Where are the important users with high centrality metrics?
As observed, non of the important nodes mentioned in these communities are “userA” or “userB” or “userC”. We found this intriguing, so we decided to look for these accounts specifically within the network, their nodes can be observed in Figure 11.
Looking only at the network was limiting our ability to understand why these users had high centrality metrics, therefore we decided to look-up their accounts directly to find more useful insights. It was found that “userB” is actually a bot with high degree and betweenness centrality, connecting the green community with the pink “Government Community”. However, “userA” and “userB” were found to be just regular users who posted a tweet that went viral. Figures 12 and 13 show the number of re-tweets each of these posts have.
Conclusion
In summary, the analysis of the Twitter network surrounding the International Women’s Day in Latin America provided valuable insights into the movement’s dynamics and the key players driving the conversation. By leveraging Python, Networkx, and Gephi, the study identified important nodes based on their centrality metrics, detected communities within the network, and analyzed the sentiment of the tweets. The findings showed that political figures had a significant presence in the positive sentiment communities, indicating the importance of the government’s role in promoting gender equality and women’s rights. At the same time, the study highlighted the presence of harmful narratives and disinformation, as well as the need to address negative sentiment and targeted exchanges.

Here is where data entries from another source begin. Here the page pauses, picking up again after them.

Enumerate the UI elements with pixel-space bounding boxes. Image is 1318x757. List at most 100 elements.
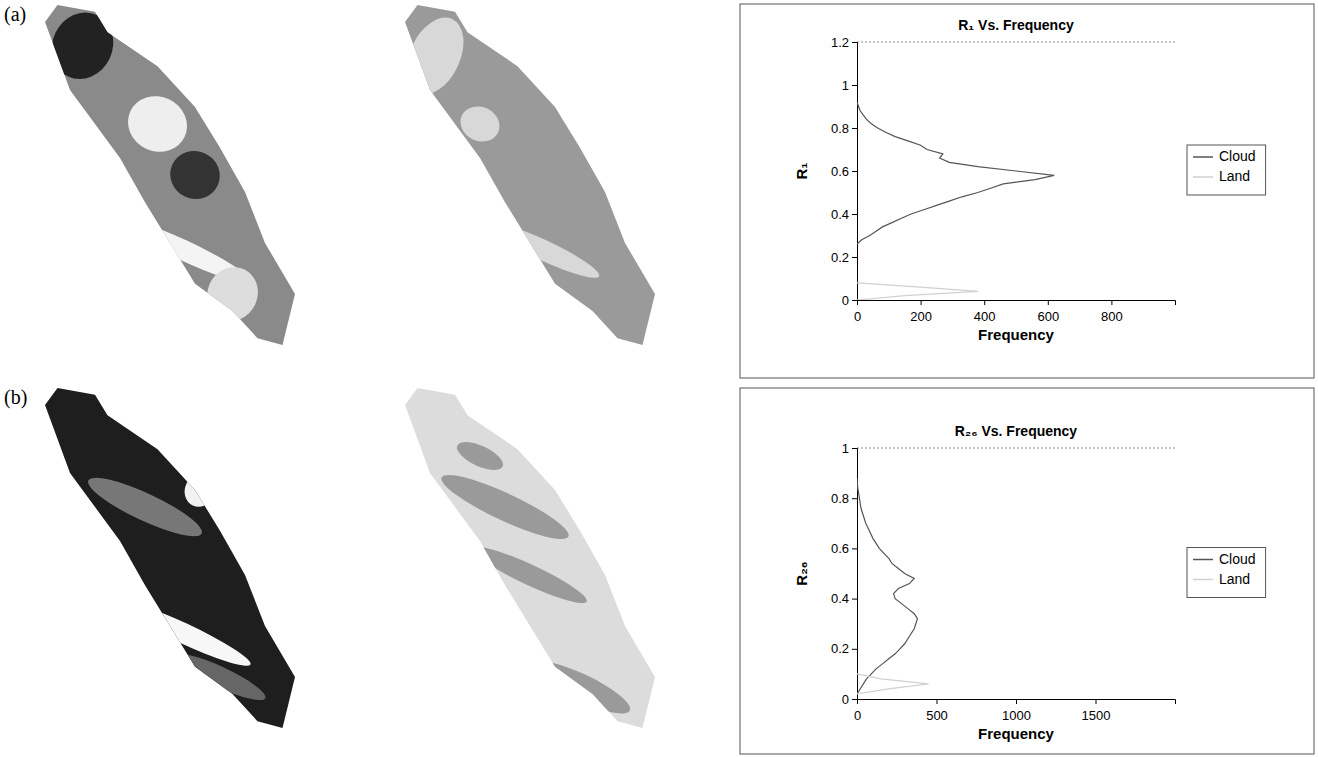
legend-swatch xyxy=(1193,156,1213,158)
legend-box xyxy=(1187,145,1266,195)
x-tick-mark xyxy=(921,300,922,305)
y-tick-mark xyxy=(852,214,857,215)
image-patch xyxy=(436,465,574,549)
legend-label: Land xyxy=(1219,168,1250,184)
y-axis: 00.20.40.60.811.2 xyxy=(831,35,858,308)
y-tick: 0.4 xyxy=(831,591,857,606)
image-patch xyxy=(119,87,196,162)
x-tick-label: 0 xyxy=(854,708,861,723)
y-tick: 0 xyxy=(842,293,857,308)
image-patch xyxy=(110,592,255,674)
satellite-image xyxy=(41,2,295,345)
x-tick: 500 xyxy=(926,699,948,723)
x-tick-mark xyxy=(984,300,985,305)
legend-swatch xyxy=(1193,176,1213,178)
image-patch xyxy=(469,539,591,610)
legend: Cloud Land xyxy=(1187,548,1266,598)
x-axis: 0 500 1000 1500 xyxy=(854,699,1176,723)
image-patch xyxy=(455,100,506,148)
panel-label: (a) xyxy=(4,3,26,26)
image-patch xyxy=(482,214,604,285)
x-tick-mark xyxy=(937,699,938,704)
y-tick: 0.2 xyxy=(831,250,857,265)
image-patch xyxy=(179,468,221,511)
x-axis-title: Frequency xyxy=(978,725,1055,742)
x-tick: 200 xyxy=(910,300,932,324)
y-tick-label: 0.2 xyxy=(831,250,849,265)
x-tick-label: 600 xyxy=(1037,309,1059,324)
x-tick: 0 xyxy=(854,699,861,723)
chart-frame xyxy=(740,388,1314,754)
legend-box xyxy=(1187,548,1266,598)
y-tick: 0.8 xyxy=(831,121,857,136)
satellite-image xyxy=(45,388,295,728)
y-tick-label: 0 xyxy=(842,692,849,707)
image-patch xyxy=(41,2,124,89)
plot-marks xyxy=(857,102,1054,300)
y-tick-mark xyxy=(852,699,857,700)
y-tick-mark xyxy=(852,498,857,499)
x-tick: 0 xyxy=(854,300,861,324)
legend-label: Cloud xyxy=(1219,148,1256,164)
plot-marks xyxy=(857,478,929,694)
y-tick-label: 0.4 xyxy=(831,591,849,606)
y-tick-label: 1 xyxy=(842,78,849,93)
x-tick-mark xyxy=(1111,300,1112,305)
image-patch xyxy=(453,436,507,476)
y-tick-label: 0.6 xyxy=(831,164,849,179)
image-ground xyxy=(45,388,295,728)
y-tick-label: 1 xyxy=(842,441,849,456)
y-tick-mark xyxy=(852,85,857,86)
x-tick: 1500 xyxy=(1082,699,1111,723)
y-tick-mark xyxy=(852,128,857,129)
x-tick-mark xyxy=(1016,699,1017,704)
y-tick-mark xyxy=(852,649,857,650)
x-axis-title: Frequency xyxy=(978,326,1055,343)
y-tick-label: 0.8 xyxy=(831,121,849,136)
y-tick-mark xyxy=(852,257,857,258)
y-axis: 00.20.40.60.81 xyxy=(831,441,858,707)
y-axis-title: R₁ xyxy=(793,162,810,179)
legend: Cloud Land xyxy=(1187,145,1266,195)
legend-label: Land xyxy=(1219,571,1250,587)
series-line xyxy=(857,674,929,694)
series-line xyxy=(857,478,917,694)
y-tick-mark xyxy=(852,42,857,43)
series-line xyxy=(857,102,1054,244)
y-tick: 1 xyxy=(842,441,857,456)
x-axis: 0 200 400 600 800 xyxy=(854,300,1176,324)
image-patch xyxy=(170,647,269,708)
y-tick-label: 0 xyxy=(842,293,849,308)
chart-title: R₁ Vs. Frequency xyxy=(958,17,1074,33)
x-tick-label: 1000 xyxy=(1002,708,1031,723)
y-tick: 0.6 xyxy=(831,541,857,556)
chart-title: R₂₆ Vs. Frequency xyxy=(955,423,1077,439)
x-tick-label: 500 xyxy=(926,708,948,723)
x-tick-mark xyxy=(1096,699,1097,704)
y-tick: 0.8 xyxy=(831,491,857,506)
x-tick: 1000 xyxy=(1002,699,1031,723)
plot-frame xyxy=(857,42,1175,43)
x-tick: 600 xyxy=(1037,300,1059,324)
satellite-image xyxy=(395,5,655,345)
image-patch xyxy=(198,259,266,329)
x-tick-label: 200 xyxy=(910,309,932,324)
plot-frame xyxy=(857,448,1175,449)
legend-swatch xyxy=(1193,579,1213,581)
y-tick: 1.2 xyxy=(831,35,857,50)
image-ground xyxy=(405,388,655,728)
legend-swatch xyxy=(1193,559,1213,561)
y-tick: 0.6 xyxy=(831,164,857,179)
y-tick-label: 1.2 xyxy=(831,35,849,50)
image-patch xyxy=(524,652,635,723)
x-axis-line xyxy=(858,700,1176,705)
y-tick-mark xyxy=(852,599,857,600)
figure: (a) R₁ Vs. Frequency 0 200 400 600 800 0 0.2 0.4 0… xyxy=(0,0,1318,757)
x-tick: 400 xyxy=(974,300,996,324)
y-tick-mark xyxy=(852,300,857,301)
y-tick-mark xyxy=(852,171,857,172)
legend-label: Cloud xyxy=(1219,551,1256,567)
x-tick-label: 800 xyxy=(1101,309,1123,324)
y-axis-line xyxy=(852,43,858,301)
x-tick-label: 400 xyxy=(974,309,996,324)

Key insights from the study include:
- Political figures and agencies played a significant role in the positive sentiment communities, indicating the importance of government involvement in promoting gender equality and women’s rights.
- Negative sentiment and targeted exchanges were present in the network, highlighting the need for continued dialogue and action to address the challenges faced by women in Latin America.
- The presence of bots and suspected negative influencers in the network raised concerns about the authenticity and intent behind their activity, emphasizing the need to address disinformation and harmful narratives.
- The study revealed the significant role of key players in driving the conversation, including users with high centrality metrics and viral tweets, underscoring the importance of understanding the drivers of social media movements.
Overall, the study contributes to a better understanding of the social media landscape surrounding the International Women’s Day movement in Latin America and highlights the ongoing fight for gender equality and women’s rights in the region. The findings underscore the importance of continued efforts to address the challenges and promote positive change, both in the online space and in the wider society.